We create the mood, intense and generalised, unaware of detail, but stressed by some regular, recurrent beat, whose natural expression is poetry, and that is the time to read poetry . . . when we are almost able to write it.

When I was at junior school in London, my English teacher lent me a illustrated volume of poems that he had brought back from a trip to the United States. I read the book cover to cover as though it was a single continuous piece of prose. I have no recollection of the title of the book, though its cover is still retained in memory. That it was American gave the book an exotic air that seems risible now, but was common at the time with the emergence of films and comics from that country.

I read that book under the covers by torchlight discovering Edward Lear and Lewis Carroll for the first time. Children read poetry effortlessly and, of course, six or so years after discovering that I loved to read poetry I began writing poems too. Most of those poems have mercifully disappeared with only a single, painfully self-conscious example from my teenage years still surviving.

Virginia Woolf was not a poet, but I can sympatthise with the sentiment quoted above. These last few years I’ve read poetry with the seriousness that attended my childhood reading of Lear and Carroll, though these days I’ll more likely be reading Geoffrey Hill, Friedrike Mayröcker or Anne Carson, rereading Gerard Manley Hopkins and Wordsworth, or scouring sixteenth and seventeenth century anthologies to chase down Geoffrey Hill references.

I resist the urge to write poems, but I almost feel able and I’m not certain that I’ll be able to hold out indefinitely. In 1945, Vita Sackville-West and Harold Nicholson edited an anthology of their favourite poems, including the following piece in the July section:

Let us go, then, exploring
This summer morning
When all are adoring
The plum-blossom and the bee.
And humming and hawing
Let us ask of the starling
What he may think
On the brink
Of the dust-bin whence he picks
Among the sticks
Combings of scullion’s hair.
What’s life, we ask;
Life, Life, Life! cries the bird
As if he had heard

No mention is made in the book of the poem’s origin, but the editors offer a thank you to Mr. Leonard Woolf for permission to include a passage from the works of Virginia Woolf. Although the poem did not appear in print as a poem before 1945, a remarkably similar prose version opens Orlando, published in 1928.

Gasping for Air

Echoes of D. H. Lawrence’s Pansies, ‘Darkness submerges the stones’ in the twlight thick underdusk in apprehension of being submerged under one’s books. Peter Kien also appears, cocooned from others by his library. I’ve never been able to finish that novel, equally beguiled and repulsed. A shared thought that arrived during the first lockdown when I began packing up books, some to go to friends, others to my local secondhand bookshop, my library almost halved in volume over the last two and a half years. Not yet old but ageing, and wishing to carry less weight; my mind more likely to weave itself warmly into a cocoon of its own thoughts than require another’s associations.

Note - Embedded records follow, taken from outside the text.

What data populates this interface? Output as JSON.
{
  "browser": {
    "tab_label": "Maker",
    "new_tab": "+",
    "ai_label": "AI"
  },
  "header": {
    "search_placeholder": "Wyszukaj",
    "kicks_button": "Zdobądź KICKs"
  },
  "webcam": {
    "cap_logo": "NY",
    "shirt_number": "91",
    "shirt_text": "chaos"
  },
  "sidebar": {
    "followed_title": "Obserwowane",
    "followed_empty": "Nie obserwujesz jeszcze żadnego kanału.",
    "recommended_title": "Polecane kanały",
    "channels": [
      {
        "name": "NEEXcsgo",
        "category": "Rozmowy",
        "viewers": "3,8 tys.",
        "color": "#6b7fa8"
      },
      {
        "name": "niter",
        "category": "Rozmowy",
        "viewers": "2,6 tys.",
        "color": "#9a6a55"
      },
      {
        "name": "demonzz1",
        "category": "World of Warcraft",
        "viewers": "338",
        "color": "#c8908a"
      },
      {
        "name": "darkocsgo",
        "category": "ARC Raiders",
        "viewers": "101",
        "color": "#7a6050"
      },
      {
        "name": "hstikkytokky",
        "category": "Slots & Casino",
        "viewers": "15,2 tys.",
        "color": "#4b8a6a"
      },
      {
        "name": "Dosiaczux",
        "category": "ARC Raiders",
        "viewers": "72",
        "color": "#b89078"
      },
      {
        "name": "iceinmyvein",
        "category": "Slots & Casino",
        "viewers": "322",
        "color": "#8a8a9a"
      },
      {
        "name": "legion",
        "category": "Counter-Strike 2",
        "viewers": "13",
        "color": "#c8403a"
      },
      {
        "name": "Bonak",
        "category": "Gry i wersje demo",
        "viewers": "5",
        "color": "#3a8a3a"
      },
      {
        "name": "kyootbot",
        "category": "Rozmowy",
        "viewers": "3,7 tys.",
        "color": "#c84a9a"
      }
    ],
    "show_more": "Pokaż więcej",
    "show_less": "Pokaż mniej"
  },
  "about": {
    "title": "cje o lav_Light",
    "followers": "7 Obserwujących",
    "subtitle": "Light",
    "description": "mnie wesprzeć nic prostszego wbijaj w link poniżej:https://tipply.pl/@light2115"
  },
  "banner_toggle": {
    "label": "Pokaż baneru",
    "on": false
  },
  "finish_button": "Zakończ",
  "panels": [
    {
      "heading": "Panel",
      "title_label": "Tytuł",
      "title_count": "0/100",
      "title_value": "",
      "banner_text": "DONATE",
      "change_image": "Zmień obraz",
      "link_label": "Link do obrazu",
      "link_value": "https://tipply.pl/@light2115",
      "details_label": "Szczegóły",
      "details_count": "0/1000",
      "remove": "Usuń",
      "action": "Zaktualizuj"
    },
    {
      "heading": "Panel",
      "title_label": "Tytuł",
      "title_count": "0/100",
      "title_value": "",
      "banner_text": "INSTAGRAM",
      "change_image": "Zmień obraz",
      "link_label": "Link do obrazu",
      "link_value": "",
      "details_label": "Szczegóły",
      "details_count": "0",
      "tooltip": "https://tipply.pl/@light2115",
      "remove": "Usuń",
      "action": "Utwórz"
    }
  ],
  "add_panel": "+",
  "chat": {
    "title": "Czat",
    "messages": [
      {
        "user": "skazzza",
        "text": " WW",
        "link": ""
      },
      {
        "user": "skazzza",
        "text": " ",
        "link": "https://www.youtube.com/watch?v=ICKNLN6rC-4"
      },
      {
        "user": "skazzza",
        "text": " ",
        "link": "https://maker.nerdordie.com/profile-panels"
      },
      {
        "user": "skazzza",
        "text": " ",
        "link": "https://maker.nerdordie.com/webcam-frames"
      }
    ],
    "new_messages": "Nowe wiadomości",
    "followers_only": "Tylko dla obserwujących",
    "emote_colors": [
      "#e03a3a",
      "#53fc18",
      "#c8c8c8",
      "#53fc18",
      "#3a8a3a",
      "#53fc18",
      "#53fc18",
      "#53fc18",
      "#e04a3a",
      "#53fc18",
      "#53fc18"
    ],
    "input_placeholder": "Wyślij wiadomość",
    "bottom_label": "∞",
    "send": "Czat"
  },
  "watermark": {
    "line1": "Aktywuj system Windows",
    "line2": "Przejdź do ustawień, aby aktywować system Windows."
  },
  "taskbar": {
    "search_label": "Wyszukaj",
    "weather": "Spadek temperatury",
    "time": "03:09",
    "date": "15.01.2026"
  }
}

Reading A Horse at Night, in which Amina Cain writes, “What is it that happens when a narrative allows us to look at an image longer than we are ‘supposed’ to?” Echoes from the evocation of how and why she reads. The network of lines that link two places on the map interest me less than the landscape around the plotline. Voice, images, sense of place, atmosphere. For me these are the echoes long after the memory of the chain is dissolved. The vigorously evoked image of the young lady pricking her finger with a needle is almost all that remains of Byron’s comic cantos. Mariana appears, possibly that shade of blue on the cover of A Horse at Night, or just because this book chimes so well with my sense of autumn, or Keats’, ‘They could not sit at meals but feel how well / It soothed each other to be the other by’. Amina Cain: ‘It means a different kind of peace when he is here with me. It is not pure solitude, but I am not, it turns out, a purist.’

When Paul Theroux visited Borges in his dark Maipú flat, he noted ‘prints by Piranesi and books, a collection of Everyman classics and shelves of poetry in no particular order, all battered and sprouting paper page markers, with “the look of having been read”‘. Borges’ library though was small, his memory carrying what seemed an infinite memory of books.